Les acteurs du secteur ont en outre souligné l’importance de la viabilité économique. Hatem Salem, vice-président pour l’Afrique subsaharienne chez Baker Hughes, a insisté sur le fait que la réussite de la monétisation du gaz dépend de la solidité économique des projets, de l’alignement des parties prenantes et de stratégies de développement réalistes – en particulier sur un marché énergétique mondial concurrentiel.
Sur le plan stratégique, les ambitions de la Namibie en matière de gaz vont au-delà de la simple génération de revenus. Conformément aux objectifs nationaux de développement, une production de gaz de 130 millions de pieds cubes standard par jour d’ici 2030 pourrait créer plus de 22 000 emplois tout en renforçant la sécurité énergétique. L’électricité de base produite à partir du gaz viendra compléter les énergies renouvelables, garantissant la stabilité de l’approvisionnement en gaz alors que la Namibie développe ses capacités solaires et éoliennes. Des projets tels que le projet de conversion du gaz en électricité de Kudu illustrent cette vision intégrée. Tirant parti de réserves offshore de 1,3 billion de pieds cubes, le projet combinera une infrastructure sous-marine, une unité de production flottante et un gazoduc de 170 km pour alimenter une centrale électrique prévue de 800 MW – dont la mise en service sera échelonnée pour répondre à la demande intérieure immédiate.

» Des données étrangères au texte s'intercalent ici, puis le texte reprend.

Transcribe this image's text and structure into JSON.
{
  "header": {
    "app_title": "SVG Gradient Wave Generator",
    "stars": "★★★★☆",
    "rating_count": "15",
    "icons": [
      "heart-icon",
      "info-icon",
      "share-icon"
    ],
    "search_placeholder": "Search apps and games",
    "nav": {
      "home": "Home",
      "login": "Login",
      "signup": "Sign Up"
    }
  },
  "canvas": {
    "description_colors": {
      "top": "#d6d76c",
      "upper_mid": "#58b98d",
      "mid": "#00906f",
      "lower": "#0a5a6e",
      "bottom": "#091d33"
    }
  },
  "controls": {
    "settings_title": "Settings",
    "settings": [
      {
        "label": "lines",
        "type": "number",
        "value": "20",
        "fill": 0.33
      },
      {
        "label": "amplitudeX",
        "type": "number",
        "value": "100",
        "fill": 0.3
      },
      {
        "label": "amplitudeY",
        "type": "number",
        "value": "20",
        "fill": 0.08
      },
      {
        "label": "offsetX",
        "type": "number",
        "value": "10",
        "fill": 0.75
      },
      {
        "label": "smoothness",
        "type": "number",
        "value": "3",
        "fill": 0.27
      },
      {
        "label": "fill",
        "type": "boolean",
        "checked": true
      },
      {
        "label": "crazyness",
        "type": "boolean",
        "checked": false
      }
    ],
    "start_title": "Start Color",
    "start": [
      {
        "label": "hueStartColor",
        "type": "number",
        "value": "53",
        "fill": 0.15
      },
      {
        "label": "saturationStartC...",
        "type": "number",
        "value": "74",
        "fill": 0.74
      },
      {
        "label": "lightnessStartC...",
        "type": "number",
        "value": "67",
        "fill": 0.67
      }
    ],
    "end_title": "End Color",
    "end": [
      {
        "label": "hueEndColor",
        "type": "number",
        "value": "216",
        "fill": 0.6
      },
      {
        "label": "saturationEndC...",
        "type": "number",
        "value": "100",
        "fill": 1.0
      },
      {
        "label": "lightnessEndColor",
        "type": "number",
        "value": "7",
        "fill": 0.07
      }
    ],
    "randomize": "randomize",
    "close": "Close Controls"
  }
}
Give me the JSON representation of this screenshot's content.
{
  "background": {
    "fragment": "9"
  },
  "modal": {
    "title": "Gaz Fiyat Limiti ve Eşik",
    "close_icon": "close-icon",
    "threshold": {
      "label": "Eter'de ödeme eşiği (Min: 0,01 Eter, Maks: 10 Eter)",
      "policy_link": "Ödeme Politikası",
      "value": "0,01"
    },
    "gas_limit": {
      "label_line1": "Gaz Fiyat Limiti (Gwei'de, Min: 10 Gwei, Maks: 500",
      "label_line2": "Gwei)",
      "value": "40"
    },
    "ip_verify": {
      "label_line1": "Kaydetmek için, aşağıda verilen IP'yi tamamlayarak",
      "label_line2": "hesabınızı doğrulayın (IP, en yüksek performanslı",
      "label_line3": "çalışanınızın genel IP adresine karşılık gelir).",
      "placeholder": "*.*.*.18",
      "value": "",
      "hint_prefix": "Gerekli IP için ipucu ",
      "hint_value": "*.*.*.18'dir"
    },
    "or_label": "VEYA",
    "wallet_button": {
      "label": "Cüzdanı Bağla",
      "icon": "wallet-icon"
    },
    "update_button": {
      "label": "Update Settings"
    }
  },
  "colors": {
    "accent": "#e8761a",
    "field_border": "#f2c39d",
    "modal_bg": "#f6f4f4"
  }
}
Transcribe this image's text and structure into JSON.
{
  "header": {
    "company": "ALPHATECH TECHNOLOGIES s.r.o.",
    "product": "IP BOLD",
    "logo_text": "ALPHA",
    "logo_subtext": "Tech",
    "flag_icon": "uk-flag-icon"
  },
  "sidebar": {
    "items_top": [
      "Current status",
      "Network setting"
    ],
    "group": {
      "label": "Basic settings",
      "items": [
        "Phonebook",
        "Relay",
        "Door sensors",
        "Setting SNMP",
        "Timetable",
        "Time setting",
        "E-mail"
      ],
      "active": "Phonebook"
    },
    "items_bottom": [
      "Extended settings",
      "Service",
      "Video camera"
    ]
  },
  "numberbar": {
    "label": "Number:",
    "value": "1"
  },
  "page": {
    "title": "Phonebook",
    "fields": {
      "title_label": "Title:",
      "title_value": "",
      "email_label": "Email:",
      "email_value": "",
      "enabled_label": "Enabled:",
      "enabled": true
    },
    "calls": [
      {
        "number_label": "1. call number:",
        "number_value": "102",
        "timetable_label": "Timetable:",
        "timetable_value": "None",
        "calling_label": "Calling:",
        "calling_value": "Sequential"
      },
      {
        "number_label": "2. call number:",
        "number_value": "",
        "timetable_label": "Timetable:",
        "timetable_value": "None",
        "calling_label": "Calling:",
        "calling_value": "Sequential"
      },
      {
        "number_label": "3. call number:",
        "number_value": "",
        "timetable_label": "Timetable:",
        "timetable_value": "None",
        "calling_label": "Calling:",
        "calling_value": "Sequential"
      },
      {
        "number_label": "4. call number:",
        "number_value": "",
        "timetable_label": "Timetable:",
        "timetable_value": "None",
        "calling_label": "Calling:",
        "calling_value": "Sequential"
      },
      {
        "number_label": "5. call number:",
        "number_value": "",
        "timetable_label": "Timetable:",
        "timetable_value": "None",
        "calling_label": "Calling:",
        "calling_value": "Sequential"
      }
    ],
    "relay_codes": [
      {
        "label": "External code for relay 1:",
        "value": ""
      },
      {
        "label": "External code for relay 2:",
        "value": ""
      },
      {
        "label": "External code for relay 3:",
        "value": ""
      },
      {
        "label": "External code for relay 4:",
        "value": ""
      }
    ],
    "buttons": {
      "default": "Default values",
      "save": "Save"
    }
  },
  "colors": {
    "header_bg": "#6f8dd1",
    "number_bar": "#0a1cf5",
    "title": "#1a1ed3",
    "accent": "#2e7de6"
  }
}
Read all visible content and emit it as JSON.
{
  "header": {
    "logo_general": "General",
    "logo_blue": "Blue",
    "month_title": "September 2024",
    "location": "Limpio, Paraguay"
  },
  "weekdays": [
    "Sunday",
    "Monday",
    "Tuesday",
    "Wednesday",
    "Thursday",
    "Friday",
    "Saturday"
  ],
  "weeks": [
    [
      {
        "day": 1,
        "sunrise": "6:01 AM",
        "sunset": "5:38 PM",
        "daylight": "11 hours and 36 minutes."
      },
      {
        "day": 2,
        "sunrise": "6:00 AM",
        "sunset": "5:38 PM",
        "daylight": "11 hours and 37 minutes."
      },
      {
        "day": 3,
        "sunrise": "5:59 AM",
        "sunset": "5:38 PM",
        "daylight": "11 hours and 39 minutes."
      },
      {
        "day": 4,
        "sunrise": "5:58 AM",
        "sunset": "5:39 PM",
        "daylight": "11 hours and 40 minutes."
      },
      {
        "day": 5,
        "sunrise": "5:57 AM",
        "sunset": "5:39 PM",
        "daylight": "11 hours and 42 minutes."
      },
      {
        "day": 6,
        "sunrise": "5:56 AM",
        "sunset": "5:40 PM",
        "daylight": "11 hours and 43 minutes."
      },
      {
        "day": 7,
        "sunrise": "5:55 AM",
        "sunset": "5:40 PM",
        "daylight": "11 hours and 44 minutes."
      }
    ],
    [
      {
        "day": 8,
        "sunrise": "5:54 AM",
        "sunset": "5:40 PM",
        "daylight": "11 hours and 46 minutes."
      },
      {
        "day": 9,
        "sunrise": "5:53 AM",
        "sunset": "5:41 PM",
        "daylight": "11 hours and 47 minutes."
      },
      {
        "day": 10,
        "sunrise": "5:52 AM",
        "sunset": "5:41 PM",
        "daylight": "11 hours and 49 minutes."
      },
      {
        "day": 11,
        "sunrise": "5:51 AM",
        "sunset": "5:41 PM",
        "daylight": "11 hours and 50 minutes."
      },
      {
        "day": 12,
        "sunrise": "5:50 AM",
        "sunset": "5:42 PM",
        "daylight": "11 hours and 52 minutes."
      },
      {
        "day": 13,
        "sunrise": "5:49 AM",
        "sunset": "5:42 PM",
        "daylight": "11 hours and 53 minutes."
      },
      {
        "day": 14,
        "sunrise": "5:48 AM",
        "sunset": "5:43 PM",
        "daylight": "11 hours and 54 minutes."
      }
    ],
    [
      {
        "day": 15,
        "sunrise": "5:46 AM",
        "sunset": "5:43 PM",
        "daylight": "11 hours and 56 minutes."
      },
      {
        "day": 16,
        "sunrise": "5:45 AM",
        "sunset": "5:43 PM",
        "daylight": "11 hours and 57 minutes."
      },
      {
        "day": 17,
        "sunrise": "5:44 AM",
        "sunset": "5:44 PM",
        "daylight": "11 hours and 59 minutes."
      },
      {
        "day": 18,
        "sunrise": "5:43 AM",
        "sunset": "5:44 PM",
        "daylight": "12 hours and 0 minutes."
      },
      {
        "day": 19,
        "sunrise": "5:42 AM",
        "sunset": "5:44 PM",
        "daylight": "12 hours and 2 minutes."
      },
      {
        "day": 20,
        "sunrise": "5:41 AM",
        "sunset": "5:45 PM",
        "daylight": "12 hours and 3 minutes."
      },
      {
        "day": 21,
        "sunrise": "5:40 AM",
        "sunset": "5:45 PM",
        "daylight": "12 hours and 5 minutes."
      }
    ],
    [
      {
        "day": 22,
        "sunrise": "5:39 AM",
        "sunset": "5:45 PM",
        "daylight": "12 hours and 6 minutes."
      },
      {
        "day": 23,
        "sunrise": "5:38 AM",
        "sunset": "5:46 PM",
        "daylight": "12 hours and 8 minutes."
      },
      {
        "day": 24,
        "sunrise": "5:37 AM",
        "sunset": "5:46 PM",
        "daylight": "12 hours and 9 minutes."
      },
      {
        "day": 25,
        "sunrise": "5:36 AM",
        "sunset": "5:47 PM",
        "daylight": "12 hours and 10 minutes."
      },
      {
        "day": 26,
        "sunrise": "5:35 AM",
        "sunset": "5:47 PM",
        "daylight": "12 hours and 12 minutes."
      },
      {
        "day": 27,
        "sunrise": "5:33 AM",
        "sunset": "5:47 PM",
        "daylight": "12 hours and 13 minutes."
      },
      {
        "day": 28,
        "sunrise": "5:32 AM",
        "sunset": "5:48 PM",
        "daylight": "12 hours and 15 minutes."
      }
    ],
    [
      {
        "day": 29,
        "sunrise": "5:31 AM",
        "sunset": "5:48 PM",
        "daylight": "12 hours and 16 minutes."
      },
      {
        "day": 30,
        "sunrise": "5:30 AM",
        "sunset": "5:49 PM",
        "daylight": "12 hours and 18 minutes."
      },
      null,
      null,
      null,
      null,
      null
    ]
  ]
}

En fin de compte, l’opportunité que représente le gaz naturel pour la Namibie réside dans sa capacité à trouver un équilibre entre l’impact national et le potentiel d’exportation. Grâce à une orientation politique forte, à l’intérêt croissant des investisseurs et à une mise en œuvre coordonnée, le pays est bien placé pour faire de ses ressources gazières la pierre angulaire d’une transformation économique à long terme et d’un leadership énergétique régional.